On the outskirts of Mogadishu's main market, small business owner Khalif Sheik Mohamed sits in his small, dimly-lit office, deeply worried about the future of his two year-old company.
The company makes signs and billboards for other small businesses in the city. He says demand for his products have plummeted, since the Islamists abandoned the capital late last month and left the city to looters and freelance gunmen, eager to take advantage of the security vacuum.
"My concern is security, because the business is depending on security. To tell you the truth, security is worse than ever before," he confided.
Like many moderate Muslims in this city of more than two million, Mohamed was relieved when the Islamic fundamentalist movement collapsed late last month after being routed by Ethiopia's military and troops loyal to the country's U.N.-recognized secular interim government.
During the Islamists' six-month rule, many Somalis here chafed against the Islamists' attempt to impose a strict religious rule and strongly disapproved of the Islamist leadership's alleged ties to terrorist groups.
Nevertheless, Somalis say the Islamists never fully lost popular support because they disbanded factional militias, set up a functioning court system, and made the streets safe for ordinary people for the first time since the fall of Somali dictator Mohamed Siad Barre in 1991.
Mustafa Sheik is a Somali-American who has been living and working in Mogadishu for the past year.

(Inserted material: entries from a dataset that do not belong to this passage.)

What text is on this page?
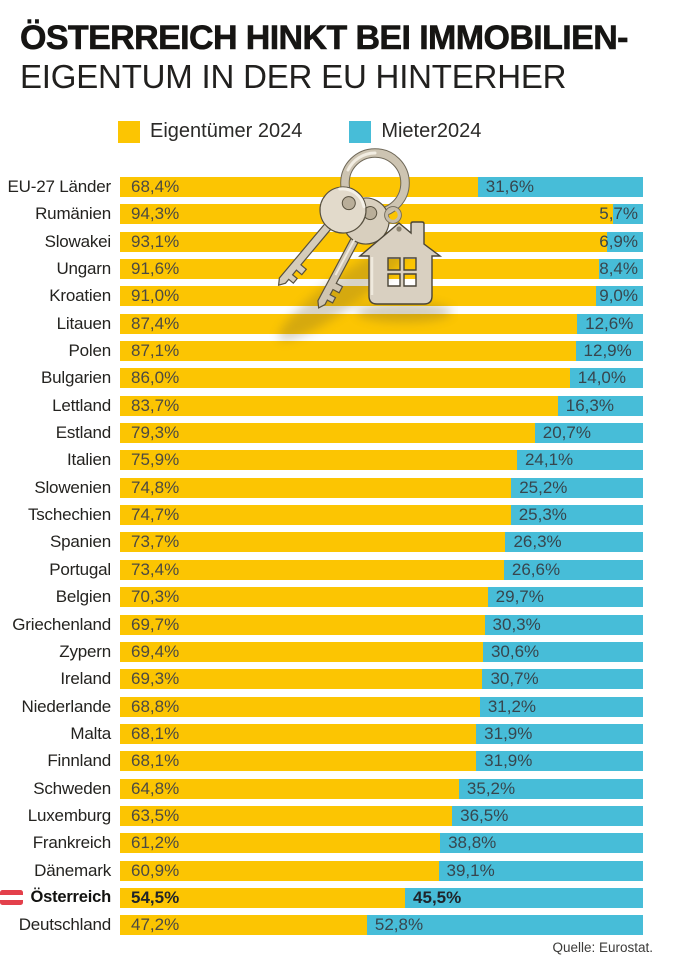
ÖSTERREICH HINKT BEI IMMOBILIEN-
EIGENTUM IN DER EU HINTERHER
Eigentümer 2024	Mieter2024
EU-27 Länder 68,4%	31,6%
Rumänien 94,3%	5,7%
Slowakei 93,1%	6,9%
Ungarn 91,6%	8,4%
Kroatien 91,0%	9,0%
Litauen 87,4%	12,6%
Polen 87,1%	12,9%
Bulgarien 86,0%	14,0%
Lettland 83,7%	16,3%
Estland 79,3%	20,7%
Italien 75,9%	24,1%
Slowenien 74,8%	25,2%
Tschechien 74,7%	25,3%
Spanien 73,7%	26,3%
Portugal 73,4%	26,6%
Belgien 70,3%	29,7%
Griechenland 69,7%	30,3%
Zypern 69,4%	30,6%
Ireland 69,3%	30,7%
Niederlande 68,8%	31,2%
Malta 68,1%	31,9%
Finnland 68,1%	31,9%
Schweden 64,8%	35,2%
Luxemburg 63,5%	36,5%
Frankreich 61,2%	38,8%
Dänemark 60,9%	39,1%
Österreich 54,5%	45,5%
Deutschland 47,2%	52,8%
Quelle: Eurostat.
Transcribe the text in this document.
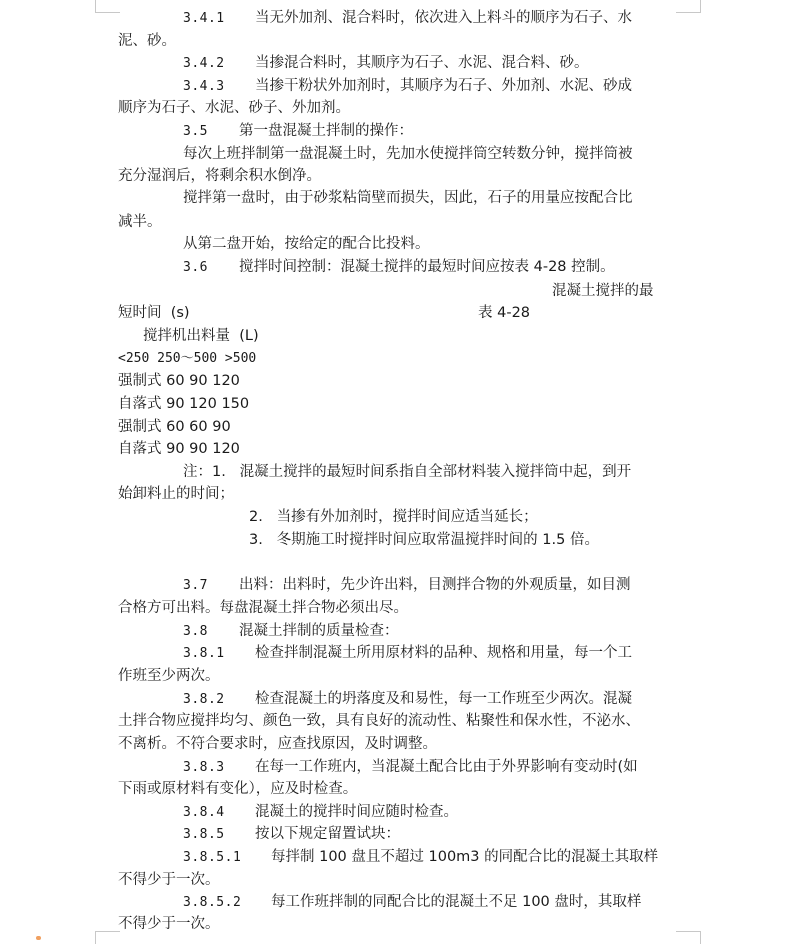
3.4.1 当无外加剂、混合料时，依次进入上料斗的顺序为石子、水
泥、砂。
3.4.2 当掺混合料时，其顺序为石子、水泥、混合料、砂。
3.4.3 当掺干粉状外加剂时，其顺序为石子、外加剂、水泥、砂成
顺序为石子、水泥、砂子、外加剂。
3.5 第一盘混凝土拌制的操作：
每次上班拌制第一盘混凝土时，先加水使搅拌筒空转数分钟，搅拌筒被
充分湿润后，将剩余积水倒净。
搅拌第一盘时，由于砂浆粘筒壁而损失，因此，石子的用量应按配合比
减半。
从第二盘开始，按给定的配合比投料。
3.6 搅拌时间控制：混凝土搅拌的最短时间应按表 4-28 控制。
混凝土搅拌的最
短时间  (s)	表 4-28
搅拌机出料量  (L)
<250 250～500 >500
强制式 60 90 120
自落式 90 120 150
强制式 60 60 90
自落式 90 90 120
注：1.   混凝土搅拌的最短时间系指自全部材料装入搅拌筒中起，到开
始卸料止的时间；
2.   当掺有外加剂时，搅拌时间应适当延长；
3.   冬期施工时搅拌时间应取常温搅拌时间的 1.5 倍。
3.7 出料：出料时，先少许出料，目测拌合物的外观质量，如目测
合格方可出料。每盘混凝土拌合物必须出尽。
3.8 混凝土拌制的质量检查：
3.8.1 检查拌制混凝土所用原材料的品种、规格和用量，每一个工
作班至少两次。
3.8.2 检查混凝土的坍落度及和易性，每一工作班至少两次。混凝
土拌合物应搅拌均匀、颜色一致，具有良好的流动性、粘聚性和保水性，不泌水、
不离析。不符合要求时，应查找原因，及时调整。
3.8.3 在每一工作班内，当混凝土配合比由于外界影响有变动时(如
下雨或原材料有变化），应及时检查。
3.8.4 混凝土的搅拌时间应随时检查。
3.8.5 按以下规定留置试块：
3.8.5.1 每拌制 100 盘且不超过 100m3 的同配合比的混凝土其取样
不得少于一次。
3.8.5.2 每工作班拌制的同配合比的混凝土不足 100 盘时，其取样
不得少于一次。
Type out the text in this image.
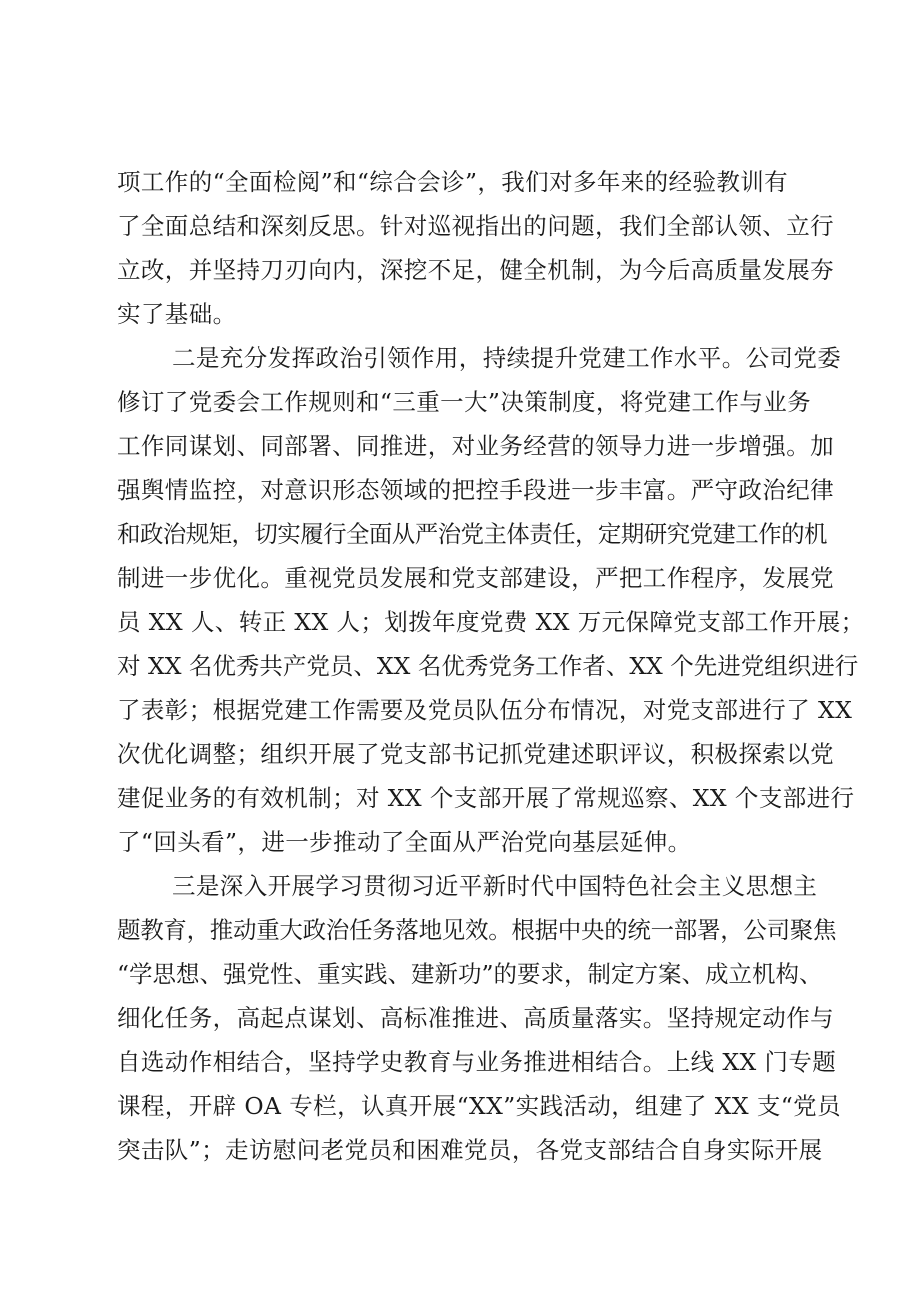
项工作的“全面检阅”和“综合会诊”，我们对多年来的经验教训有

了全面总结和深刻反思。针对巡视指出的问题，我们全部认领、立行

立改，并坚持刀刃向内，深挖不足，健全机制，为今后高质量发展夯

实了基础。

二是充分发挥政治引领作用，持续提升党建工作水平。公司党委

修订了党委会工作规则和“三重一大”决策制度，将党建工作与业务

工作同谋划、同部署、同推进，对业务经营的领导力进一步增强。加

强舆情监控，对意识形态领域的把控手段进一步丰富。严守政治纪律

和政治规矩，切实履行全面从严治党主体责任，定期研究党建工作的机

制进一步优化。重视党员发展和党支部建设，严把工作程序，发展党

员 XX 人、转正 XX 人；划拨年度党费 XX 万元保障党支部工作开展；

对 XX 名优秀共产党员、XX 名优秀党务工作者、XX 个先进党组织进行

了表彰；根据党建工作需要及党员队伍分布情况，对党支部进行了 XX

次优化调整；组织开展了党支部书记抓党建述职评议，积极探索以党

建促业务的有效机制；对 XX 个支部开展了常规巡察、XX 个支部进行

了“回头看”，进一步推动了全面从严治党向基层延伸。

三是深入开展学习贯彻习近平新时代中国特色社会主义思想主

题教育，推动重大政治任务落地见效。根据中央的统一部署，公司聚焦

“学思想、强党性、重实践、建新功”的要求，制定方案、成立机构、

细化任务，高起点谋划、高标准推进、高质量落实。坚持规定动作与

自选动作相结合，坚持学史教育与业务推进相结合。上线 XX 门专题

课程，开辟 OA 专栏，认真开展“XX”实践活动，组建了 XX 支“党员

突击队”；走访慰问老党员和困难党员，各党支部结合自身实际开展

He says while many people have little desire to see the Islamist leaders back in power, they are worried that interim government leaders - who are themselves mired in factional divisions - will not be able to keep Mogadishu and the rest of the country from sliding back into clan violence and lawlessness.
"Everyone is skeptical right now. They are just waiting and seeing," he said. "If this government does not prove to be competent, I think this country will be in serious trouble."
To stabilize Somalia, the United States has called for the rapid deployment of an 8,000 member African peacekeeping mission, which has been endorsed by the U.N. Security Council.
The United States has offered millions of dollars in financial help and has asked several countries, including Uganda and Nigeria, to contribute troops.
Somalia's interim government, which is currently relying on tens of thousands of Ethiopian troops in Somalia to help provide security, says it will continue training and expanding its military and police while a peacekeeping force is established.
Bordering countries like Ethiopia are not eligible to participate in the peacekeeping mission and Addis Ababa would have to withdraw its troops.
Ethiopia intervened militarily in Somalia because it felt threatened by the emergence of an Islamic fundamentalist state on its doorstep. But Somalis like Khalif Sheik Mohammed question whether troops from other nations would risk themselves in a country in which they have little or no stake.
"The peacekeepers, what they are thinking [is] this is not their country," he said. "They are just trying to get back safely. Somebody thinking his security first cannot handle security."
Mustafa Sheik says he agrees with Mohamed. In a city as volatile as Mogadishu, he worries that peacekeepers may unintentionally create a bigger security problem than the one they are trying to solve.
"Once you have foreign troops in a country, all it takes is one soldier to make a mistake. Look at Iraq. Look at Afghanistan," he noted.
Others see a possible of repeat of the events that led to the disastrous U.S.-led humanitarian and peacekeeping mission in Somalia in the early 1990s.
In 1993, 28,000 U.N. troops were deployed in Mogadishu to disarm various factions, restore law and order, and to help set up a representative government.
But in June of that year, 24 Pakistani troops were murdered by Somali militiamen, prompting the United States to take military action against a prominent factional leader. Mounting civilian casualties enraged ordinary Somalis and the conflict escalated.
Critics of the current peacekeeping proposal note that remnants of the Islamist movement or their supporters may similarly try to sabotage the peacekeeping mission and keep the country destabilized.
Critics say the lesson learned in 1993 and from countless other missions since then is that in order to have peacekeeping, there first needs to be peace.
In Somalia, that is proving to be elusive once again.